Fair to benefit undocumented immigrant survivors of domestic abuse

Victims of domestic violence can have a hard time walking away from their abuser. For those who are undocumented, that challenge can be exacerbated by fears of revealing their immigration status.

The Texas Civil Rights Project, a nonprofit focusing on legal advocacy, is working to help this community with their Immigrant Victims Services Program. On Oct. 8, in conjunction with Domestic Violence Awareness Month, the nonprofit will host an event called “Families Against Violence,” during which the community can donate things needed by shelters in their service areas. They will also be helping attendees register to vote.

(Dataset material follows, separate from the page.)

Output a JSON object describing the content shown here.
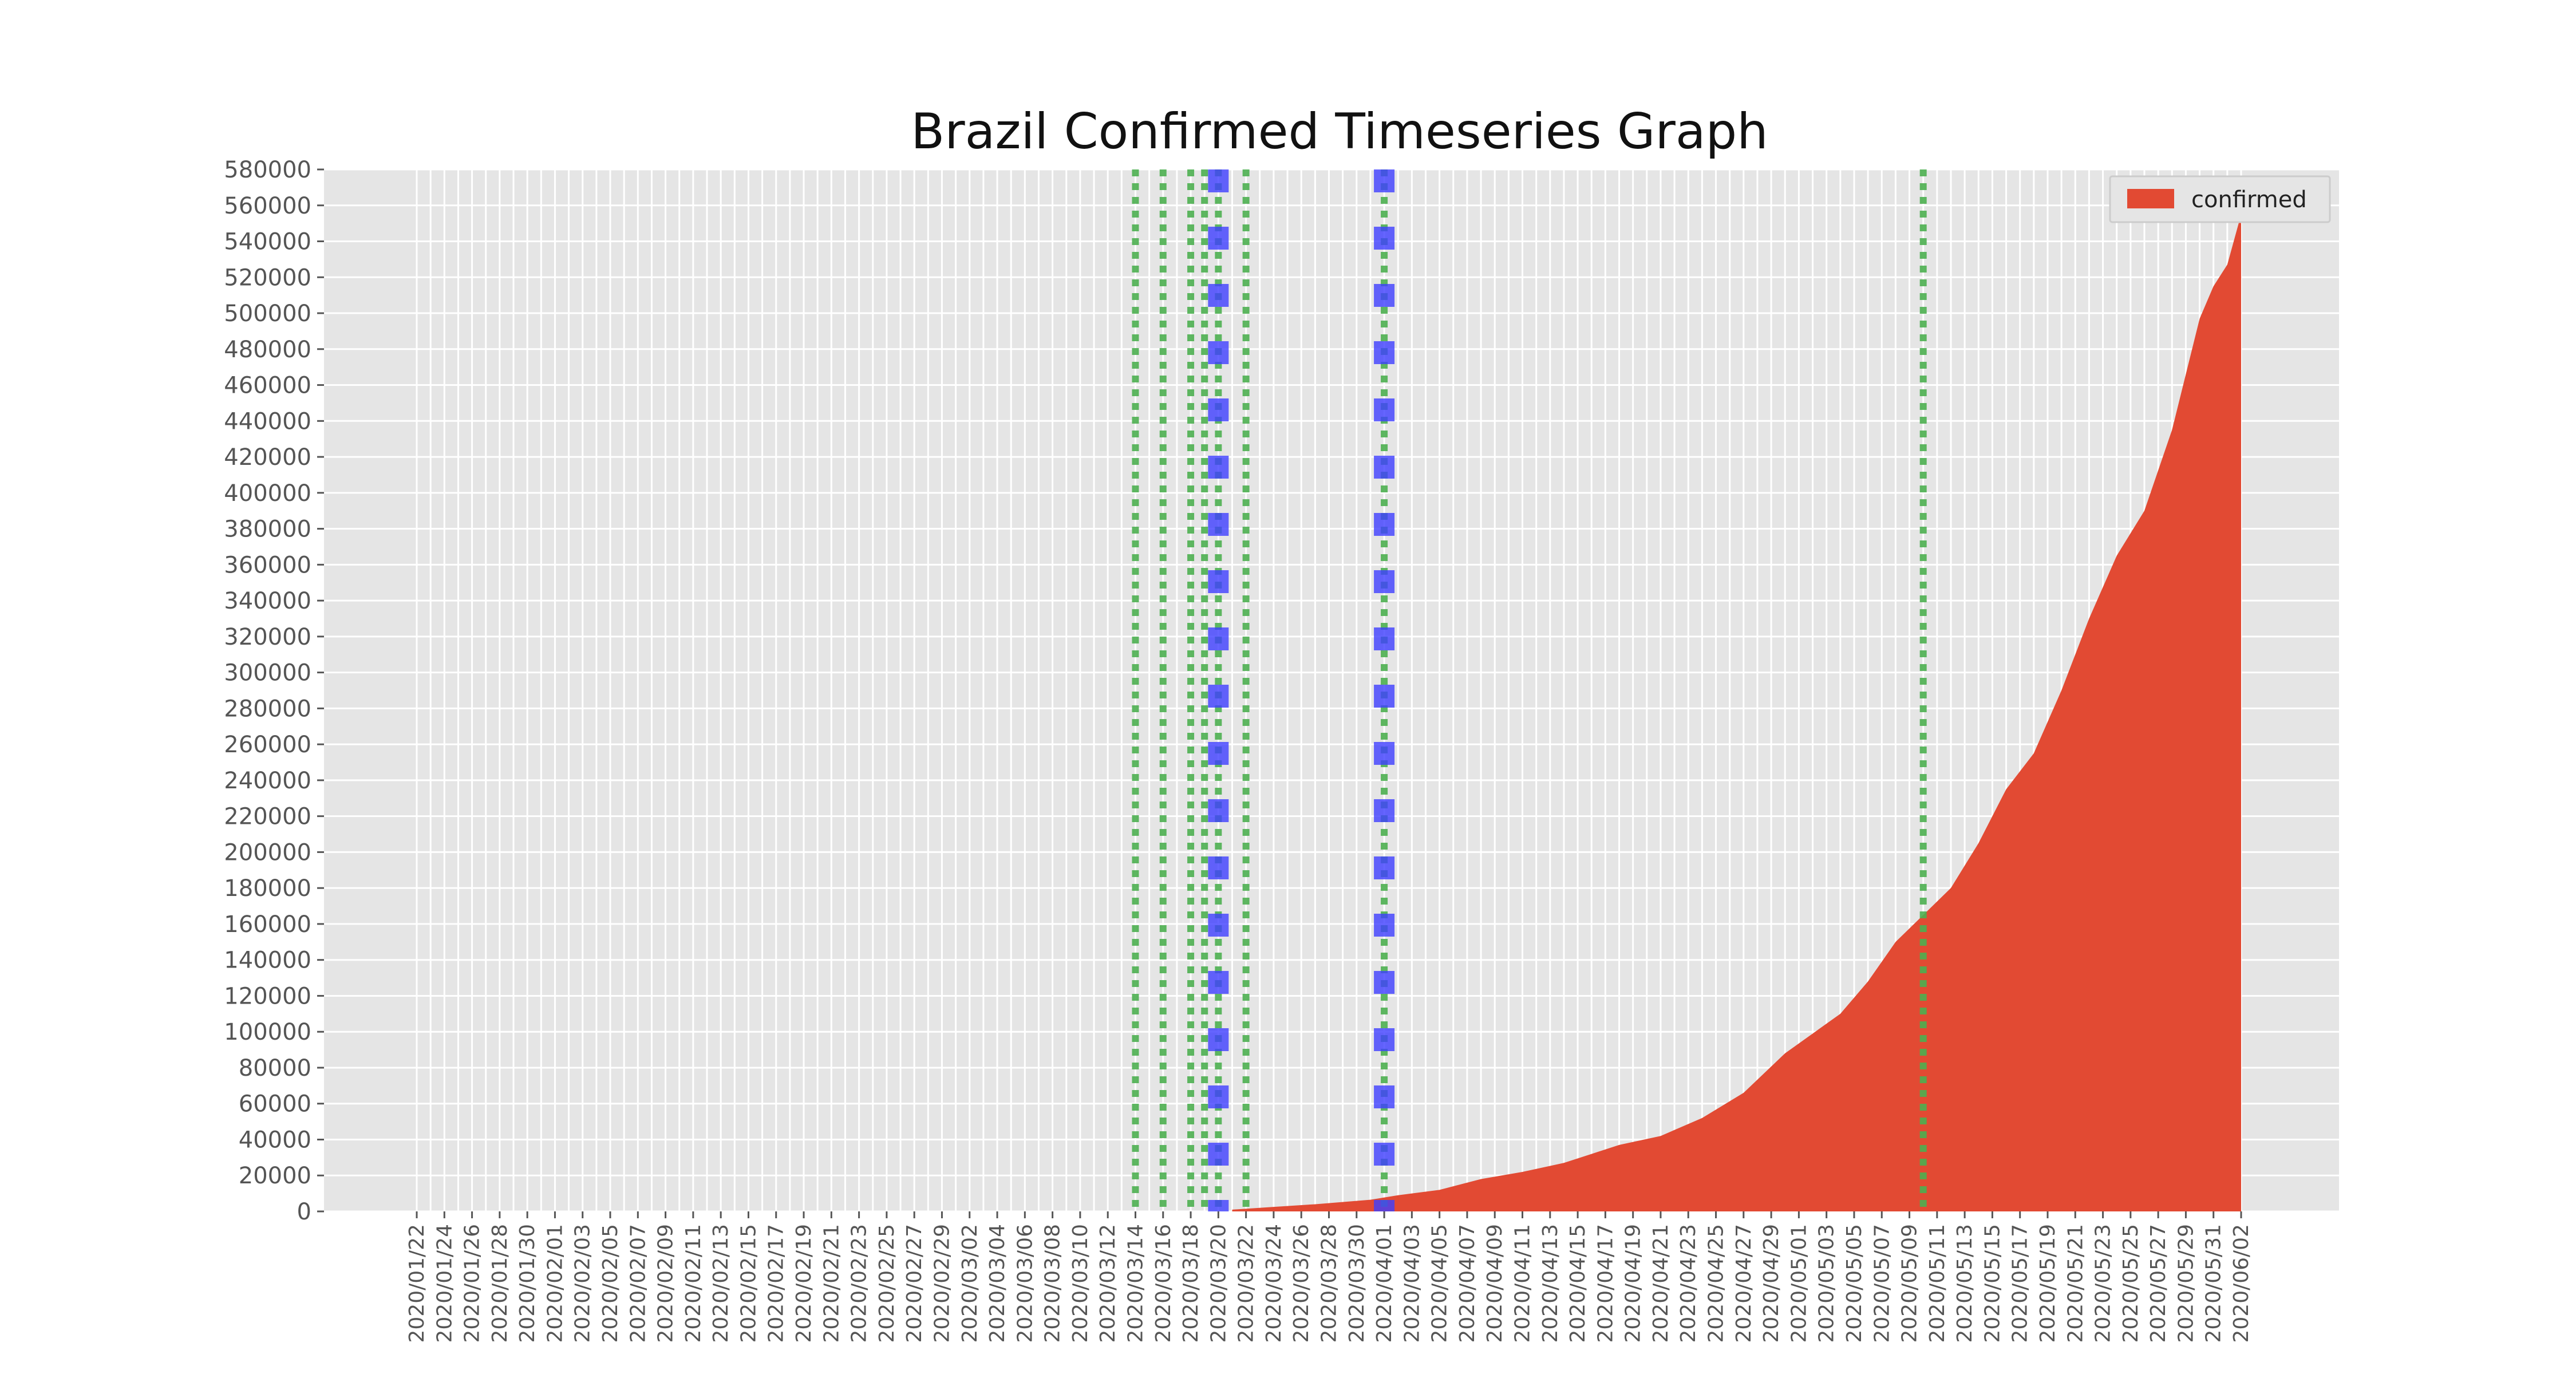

“Immigrants are uniquely vulnerable to abuse,” said Glenaan O’Neil, regional director of the Immigrant Victims Services Program at the Texas Civil Rights Project. “They are incredibly dependent upon spouses with immigration status in this country.”

Started in 2003, the program provides free legal services to immigrant survivors of domestic violence who live in underserved communities in Texas, particularly in rural areas where they may be culturally, linguistically and geographically isolated. The goal is to help immigrant victims of abuse leave their abusers and become self-sufficient.

“Not a lot of people are aware that there’s only one shelter for every 12 counties out in the middle of Texas,” said O’Neil. “They’re incredibly overburdened and need help.”

In the past year, the Texas Civil Rights Project provided legal services to 1,500 immigrant victims of abuse. They offer training for shelters, schools and law enforcement officials about legal remedies available for immigrants, such as the U visa, which offers legal status to immigrants who are victims of crimes.